On September 26, 2016, Nationwide Mutual Insurance Co. (“Nationwide”) petitioned the Sixth Circuit Court of Appeals to reconsider its September 12, 2016 ruling that revived a class action arising out of Nationwide’s 2012 data breach. Citing a notice of supplemental authority filed in another class action pending before the Third Circuit, Nationwide argued that rehearing en banc is necessary to resolve conflicts among the Circuits regarding the injury-in-fact and traceability requirements of Article III standing.
In Galaria et al. v. Nationwide Mutual Insurance Company, the Sixth Circuit reversed the district court’s dismissal of the plaintiffs’ class action lawsuit alleging, in part, negligence and violations of the Fair Credit Reporting Act for Nationwide’s alleged failure to institute protocols protecting against an illegal third-party hack of its computer network. The central issue on appeal was whether, after a data breach has occurred, an increased risk of future identity theft is sufficient to satisfy the injury-in-fact requirement of Article III standing. The plaintiffs argued that they satisfied the injury-in-fact requirement because they were likely to imminently suffer injury and faced a substantial risk of harm due to the data breach. Nationwide argued that such “possible future injury,” without more, is insufficient to confer standing under Article III.
The Sixth Circuit agreed with the plaintiffs, holding that the plaintiffs’ allegations of “a substantial risk of harm, coupled with reasonably incurred mitigation costs,” were sufficient to establish an Article III injury at the pleading stages. The Sixth Circuit held that the plaintiffs’ allegations of “the theft of their personal data places them at a continuing, increased risk of fraud and identity theft beyond the speculative allegations” of a possible future injury. In so holding, the Sixth Circuit acknowledged that although it was not “literally certain” that the plaintiffs’ data would be misused, it would be “unreasonable” for the plaintiffs to wait for actual misuse.
In its Petition for Rehearing En Banc, Nationwide stresses that the Sixth Circuit’s September 12, 2016 holding aligns itself with the Seventh and Ninth Circuits, but is in direct conflict with the Third Circuit and the Supreme Court’s decision in Clapper v. Amnesty Int’l USA, 133 S. Ct. 1138 (2013). Specifically, Nationwide contends that potential future harm caused by unknown, independent actors—those who unlawfully hacked Nationwide’s network—is too speculative to satisfy the requirement in Clapper that threatened harm must be “certainly impending.” Nationwide also argues that the Sixth Circuit should follow the Third Circuit and its decision in Reilly v.
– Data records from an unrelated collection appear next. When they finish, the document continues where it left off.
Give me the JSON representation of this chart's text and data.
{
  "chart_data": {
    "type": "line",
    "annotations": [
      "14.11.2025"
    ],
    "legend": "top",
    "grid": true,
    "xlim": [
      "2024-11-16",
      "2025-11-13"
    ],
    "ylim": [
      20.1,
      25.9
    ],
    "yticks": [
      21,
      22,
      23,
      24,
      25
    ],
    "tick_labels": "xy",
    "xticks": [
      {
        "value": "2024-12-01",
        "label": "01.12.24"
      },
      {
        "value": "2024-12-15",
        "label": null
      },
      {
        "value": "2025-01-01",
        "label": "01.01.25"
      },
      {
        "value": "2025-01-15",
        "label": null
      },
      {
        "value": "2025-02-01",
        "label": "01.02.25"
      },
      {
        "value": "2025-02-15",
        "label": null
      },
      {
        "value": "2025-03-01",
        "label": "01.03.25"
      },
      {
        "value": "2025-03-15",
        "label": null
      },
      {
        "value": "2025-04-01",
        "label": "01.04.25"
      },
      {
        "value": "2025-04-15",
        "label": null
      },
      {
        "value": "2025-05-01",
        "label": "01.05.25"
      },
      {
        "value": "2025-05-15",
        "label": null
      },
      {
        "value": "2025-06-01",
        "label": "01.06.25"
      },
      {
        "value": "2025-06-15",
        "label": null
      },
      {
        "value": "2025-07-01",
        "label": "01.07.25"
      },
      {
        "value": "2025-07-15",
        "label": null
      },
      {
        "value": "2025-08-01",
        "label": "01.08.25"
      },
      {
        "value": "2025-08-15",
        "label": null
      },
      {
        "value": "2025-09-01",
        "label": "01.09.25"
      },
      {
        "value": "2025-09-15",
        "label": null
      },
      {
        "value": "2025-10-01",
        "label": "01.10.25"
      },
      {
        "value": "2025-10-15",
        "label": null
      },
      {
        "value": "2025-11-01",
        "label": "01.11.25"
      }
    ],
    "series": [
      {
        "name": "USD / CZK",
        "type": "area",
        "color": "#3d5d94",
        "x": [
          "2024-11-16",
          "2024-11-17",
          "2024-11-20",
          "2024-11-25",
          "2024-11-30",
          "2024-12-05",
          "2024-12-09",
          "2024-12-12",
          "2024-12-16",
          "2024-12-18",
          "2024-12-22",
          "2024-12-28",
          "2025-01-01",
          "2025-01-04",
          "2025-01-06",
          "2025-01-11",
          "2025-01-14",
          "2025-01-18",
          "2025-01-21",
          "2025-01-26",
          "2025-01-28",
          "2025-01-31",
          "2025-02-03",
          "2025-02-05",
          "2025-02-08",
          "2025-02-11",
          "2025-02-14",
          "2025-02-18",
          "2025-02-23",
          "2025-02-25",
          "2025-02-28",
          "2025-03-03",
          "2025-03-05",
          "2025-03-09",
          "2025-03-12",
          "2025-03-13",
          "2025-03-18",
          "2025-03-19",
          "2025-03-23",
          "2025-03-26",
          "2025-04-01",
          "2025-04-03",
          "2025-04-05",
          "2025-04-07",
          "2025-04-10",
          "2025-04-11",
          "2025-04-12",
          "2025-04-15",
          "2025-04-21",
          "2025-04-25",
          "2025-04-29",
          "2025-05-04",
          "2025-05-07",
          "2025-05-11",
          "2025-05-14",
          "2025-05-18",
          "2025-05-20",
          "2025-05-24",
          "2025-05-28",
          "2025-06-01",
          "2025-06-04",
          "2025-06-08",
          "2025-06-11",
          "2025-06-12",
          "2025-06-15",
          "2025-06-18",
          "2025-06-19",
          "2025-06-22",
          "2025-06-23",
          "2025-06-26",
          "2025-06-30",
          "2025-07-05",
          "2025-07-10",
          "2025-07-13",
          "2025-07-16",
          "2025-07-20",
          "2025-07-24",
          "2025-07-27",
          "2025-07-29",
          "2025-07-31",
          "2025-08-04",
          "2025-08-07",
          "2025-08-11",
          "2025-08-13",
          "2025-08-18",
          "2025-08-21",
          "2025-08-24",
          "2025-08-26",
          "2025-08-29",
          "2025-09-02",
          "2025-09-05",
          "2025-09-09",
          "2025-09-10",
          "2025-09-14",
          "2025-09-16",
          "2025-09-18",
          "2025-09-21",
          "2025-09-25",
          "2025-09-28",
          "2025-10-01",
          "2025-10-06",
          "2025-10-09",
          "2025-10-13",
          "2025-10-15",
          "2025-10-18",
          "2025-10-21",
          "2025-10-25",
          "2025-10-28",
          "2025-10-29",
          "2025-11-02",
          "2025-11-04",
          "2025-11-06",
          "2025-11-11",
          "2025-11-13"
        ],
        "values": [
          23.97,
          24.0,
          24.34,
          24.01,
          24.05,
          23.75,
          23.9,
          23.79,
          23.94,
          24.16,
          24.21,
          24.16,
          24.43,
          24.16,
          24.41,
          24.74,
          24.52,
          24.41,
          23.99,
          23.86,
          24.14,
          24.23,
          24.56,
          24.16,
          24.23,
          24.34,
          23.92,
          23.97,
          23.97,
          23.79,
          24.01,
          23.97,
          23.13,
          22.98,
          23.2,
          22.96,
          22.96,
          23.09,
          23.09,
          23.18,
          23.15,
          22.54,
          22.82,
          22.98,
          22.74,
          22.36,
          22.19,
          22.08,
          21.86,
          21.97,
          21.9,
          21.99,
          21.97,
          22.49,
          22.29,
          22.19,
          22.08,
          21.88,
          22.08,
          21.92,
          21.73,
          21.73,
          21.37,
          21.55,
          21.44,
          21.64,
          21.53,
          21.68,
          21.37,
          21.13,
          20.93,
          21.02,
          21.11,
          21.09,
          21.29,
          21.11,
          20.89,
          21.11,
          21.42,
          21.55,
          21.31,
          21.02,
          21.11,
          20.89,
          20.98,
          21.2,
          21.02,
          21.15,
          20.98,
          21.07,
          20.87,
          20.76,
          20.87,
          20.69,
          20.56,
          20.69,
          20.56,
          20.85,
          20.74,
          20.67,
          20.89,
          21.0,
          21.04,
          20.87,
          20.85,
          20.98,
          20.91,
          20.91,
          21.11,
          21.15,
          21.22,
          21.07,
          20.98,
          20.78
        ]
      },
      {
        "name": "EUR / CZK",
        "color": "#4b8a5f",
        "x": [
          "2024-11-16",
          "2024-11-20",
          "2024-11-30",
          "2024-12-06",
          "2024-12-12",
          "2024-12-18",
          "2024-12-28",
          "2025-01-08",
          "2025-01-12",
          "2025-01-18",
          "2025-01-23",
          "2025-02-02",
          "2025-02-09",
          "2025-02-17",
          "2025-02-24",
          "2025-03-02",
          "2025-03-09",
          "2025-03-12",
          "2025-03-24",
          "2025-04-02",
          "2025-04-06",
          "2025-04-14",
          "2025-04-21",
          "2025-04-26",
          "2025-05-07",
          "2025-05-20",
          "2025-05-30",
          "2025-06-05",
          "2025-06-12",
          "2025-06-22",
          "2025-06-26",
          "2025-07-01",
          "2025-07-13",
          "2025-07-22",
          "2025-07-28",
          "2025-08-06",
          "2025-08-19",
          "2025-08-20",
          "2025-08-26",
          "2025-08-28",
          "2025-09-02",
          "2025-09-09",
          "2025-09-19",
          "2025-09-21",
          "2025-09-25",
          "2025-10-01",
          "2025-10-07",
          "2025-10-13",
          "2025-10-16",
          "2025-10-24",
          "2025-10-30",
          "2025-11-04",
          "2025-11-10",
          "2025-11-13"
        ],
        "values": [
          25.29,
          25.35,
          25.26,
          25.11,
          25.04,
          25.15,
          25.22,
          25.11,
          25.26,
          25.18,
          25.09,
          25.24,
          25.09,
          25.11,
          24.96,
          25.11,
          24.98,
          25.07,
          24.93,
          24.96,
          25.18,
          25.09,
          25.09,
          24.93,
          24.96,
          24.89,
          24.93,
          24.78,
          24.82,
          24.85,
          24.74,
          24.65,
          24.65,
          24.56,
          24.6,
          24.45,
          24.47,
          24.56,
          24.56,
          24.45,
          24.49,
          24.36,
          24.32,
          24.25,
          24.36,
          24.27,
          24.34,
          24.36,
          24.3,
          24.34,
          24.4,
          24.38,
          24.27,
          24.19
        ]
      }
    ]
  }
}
Ceridian Corp., 664 F.3d 38 (3d Cir. 2011). There, the Third Circuit held that allegations of standing based on an increased risk of identity theft following a data breach were too speculative because there was no allegation that the hacker “read, copied, and understood the hacked information” or used the information “successfully.”
The Sixth Circuit’s holding has already been relied upon and submitted by parties before the Third, Fourth, and Eighth Circuit Courts of Appeal. As data breaches continue to occur, the issue of whether a plaintiff can satisfy Article III’s injury-in-fact requirement based on potential future harm will present unique issues in standing jurisprudence. Although the Supreme Court decided Spokeo v. Robbins earlier this year, it seems the issues in Nationwide more closely implicate the Supreme Court’s prior decision in Clapper, and may present an issue ripe for review by the Supreme Court in an upcoming term.
 See, e.g., September 14, 2016 Fed. R. App. P. 28(j) Letter submitted in In Re: Horizon Healthcare Services, Inc. Data Breach Litigation, Case No. 15-2309 (3rd Cir.); Response and Reply Brief of Plaintiffs-Appellants Melissa Alleruzzo, et al., Nos. 16-2378, 16-2528 (8th Cir. Sept. 14, 2016); Appellants’ Citation of Supplemental Authorities, Nos. 15-1395, 15-1715 (4th Cir. Sept. 15, 2016).